Pam Todd, co-founder of the Kearns Historical Society, hopes establishing a Kearns history museum would make this small township's roots more apparent to folks who live in and visit the area.

The community blossomed from the remains of a World War II Army Air Force base - Camp Kearns - that sprouted in the desert in 1942 and closed in 1946. At least 100,000 men, but perhaps as many as 300,000, passed through the camp, receiving training on their way to battle, according to Todd's research. The base also played a minor role in the atomic-bomb-building Manhattan Project.

Todd and some classmates developed a passion for the camp's history as students at Kearns High School, which was built in 1966. They were among the first graduating classes.

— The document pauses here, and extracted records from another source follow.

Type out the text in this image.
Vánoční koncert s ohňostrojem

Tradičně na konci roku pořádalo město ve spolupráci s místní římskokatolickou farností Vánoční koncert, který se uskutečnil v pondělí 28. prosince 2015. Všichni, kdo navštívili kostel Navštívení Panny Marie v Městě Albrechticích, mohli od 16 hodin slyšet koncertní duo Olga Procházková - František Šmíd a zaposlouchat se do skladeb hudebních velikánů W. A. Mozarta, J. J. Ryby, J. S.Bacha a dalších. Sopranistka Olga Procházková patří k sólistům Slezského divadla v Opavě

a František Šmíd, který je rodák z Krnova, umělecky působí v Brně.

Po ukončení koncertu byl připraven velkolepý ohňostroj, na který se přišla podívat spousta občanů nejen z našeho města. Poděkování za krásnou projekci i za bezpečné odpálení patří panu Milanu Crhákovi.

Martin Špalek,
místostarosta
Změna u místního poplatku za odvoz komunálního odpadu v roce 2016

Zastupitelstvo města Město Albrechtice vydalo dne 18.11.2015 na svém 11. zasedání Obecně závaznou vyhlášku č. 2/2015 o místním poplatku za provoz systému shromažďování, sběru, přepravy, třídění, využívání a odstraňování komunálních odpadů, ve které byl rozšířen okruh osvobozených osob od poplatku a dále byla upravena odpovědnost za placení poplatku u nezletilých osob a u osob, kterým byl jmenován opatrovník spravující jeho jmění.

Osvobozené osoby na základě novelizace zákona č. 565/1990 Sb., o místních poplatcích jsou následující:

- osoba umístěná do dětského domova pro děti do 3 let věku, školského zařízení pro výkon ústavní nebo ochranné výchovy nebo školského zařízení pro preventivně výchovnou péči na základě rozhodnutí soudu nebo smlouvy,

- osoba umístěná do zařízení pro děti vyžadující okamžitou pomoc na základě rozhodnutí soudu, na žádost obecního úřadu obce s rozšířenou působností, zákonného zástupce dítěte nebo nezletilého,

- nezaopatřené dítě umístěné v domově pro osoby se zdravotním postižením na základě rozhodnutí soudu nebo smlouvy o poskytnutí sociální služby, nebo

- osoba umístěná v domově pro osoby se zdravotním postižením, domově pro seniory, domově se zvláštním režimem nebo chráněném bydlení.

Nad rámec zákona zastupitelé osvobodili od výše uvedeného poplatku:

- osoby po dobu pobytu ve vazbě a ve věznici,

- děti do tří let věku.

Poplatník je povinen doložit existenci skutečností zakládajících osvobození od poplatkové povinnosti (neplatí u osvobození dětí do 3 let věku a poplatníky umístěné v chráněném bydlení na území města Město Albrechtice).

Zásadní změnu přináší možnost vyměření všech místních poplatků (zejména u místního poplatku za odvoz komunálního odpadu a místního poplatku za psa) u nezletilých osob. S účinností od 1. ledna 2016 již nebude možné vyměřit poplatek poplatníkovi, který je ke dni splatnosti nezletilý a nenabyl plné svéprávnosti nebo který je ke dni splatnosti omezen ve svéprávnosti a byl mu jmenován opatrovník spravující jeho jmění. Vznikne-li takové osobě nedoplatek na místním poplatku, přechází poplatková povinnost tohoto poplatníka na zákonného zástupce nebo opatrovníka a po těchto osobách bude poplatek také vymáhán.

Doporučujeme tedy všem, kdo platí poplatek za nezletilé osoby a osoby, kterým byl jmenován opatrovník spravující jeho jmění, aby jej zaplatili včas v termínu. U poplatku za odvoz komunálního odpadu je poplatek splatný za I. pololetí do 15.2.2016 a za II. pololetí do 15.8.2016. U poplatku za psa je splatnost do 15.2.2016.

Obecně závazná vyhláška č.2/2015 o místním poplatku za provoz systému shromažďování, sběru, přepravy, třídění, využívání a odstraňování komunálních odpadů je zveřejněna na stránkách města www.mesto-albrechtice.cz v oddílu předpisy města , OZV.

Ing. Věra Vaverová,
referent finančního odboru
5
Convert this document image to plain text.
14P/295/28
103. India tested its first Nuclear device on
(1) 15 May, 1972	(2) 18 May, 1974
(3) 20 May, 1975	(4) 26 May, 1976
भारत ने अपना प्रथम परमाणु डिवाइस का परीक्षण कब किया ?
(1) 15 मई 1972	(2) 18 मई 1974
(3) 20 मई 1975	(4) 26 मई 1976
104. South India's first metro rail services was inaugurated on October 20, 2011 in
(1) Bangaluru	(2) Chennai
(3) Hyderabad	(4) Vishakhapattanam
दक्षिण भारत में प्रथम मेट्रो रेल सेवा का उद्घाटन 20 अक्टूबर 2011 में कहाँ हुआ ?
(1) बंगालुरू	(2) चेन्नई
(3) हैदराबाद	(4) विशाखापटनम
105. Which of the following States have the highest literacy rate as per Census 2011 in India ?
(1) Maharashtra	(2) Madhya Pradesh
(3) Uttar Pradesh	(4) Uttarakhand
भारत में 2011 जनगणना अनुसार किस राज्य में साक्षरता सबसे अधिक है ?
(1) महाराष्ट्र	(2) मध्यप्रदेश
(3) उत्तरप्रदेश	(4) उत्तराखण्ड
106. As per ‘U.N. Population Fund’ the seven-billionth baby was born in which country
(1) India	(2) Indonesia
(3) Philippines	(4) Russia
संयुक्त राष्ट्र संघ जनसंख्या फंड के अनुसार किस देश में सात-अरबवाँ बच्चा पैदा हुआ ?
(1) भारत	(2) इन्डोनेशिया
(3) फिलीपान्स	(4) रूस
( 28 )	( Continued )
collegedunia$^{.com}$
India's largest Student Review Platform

"We always said, when we got older and didn't have to listen to our parents telling us any more how impossible it was, we would build a museum," Todd said. "We grew up calling these people our heroes, but we never knew their names."

Now she knows the names of more than 60,000 Camp Kearns soldiers and is racing to identify more before they die. She has collected 500 written histories from survivors and their families. And seven former Camp Kearns soldiers are involved with the historical society today.

One is 103-year-old Salt Lake City resident Allan Jackson, who closed the gates to Camp Kearns in 1946. As a black soldier in the last U.S. war with a segregated army, he appreciated that soldiers at Camp Kearns already were breaking down racial barriers.

"We were segregated on the base, but when we went to town, [we] got together and went to different places," Jackson recalled. "You got a chance to meet people and learn a lot from one another."

Jackson's story would be one of many shared at a Kearns history museum.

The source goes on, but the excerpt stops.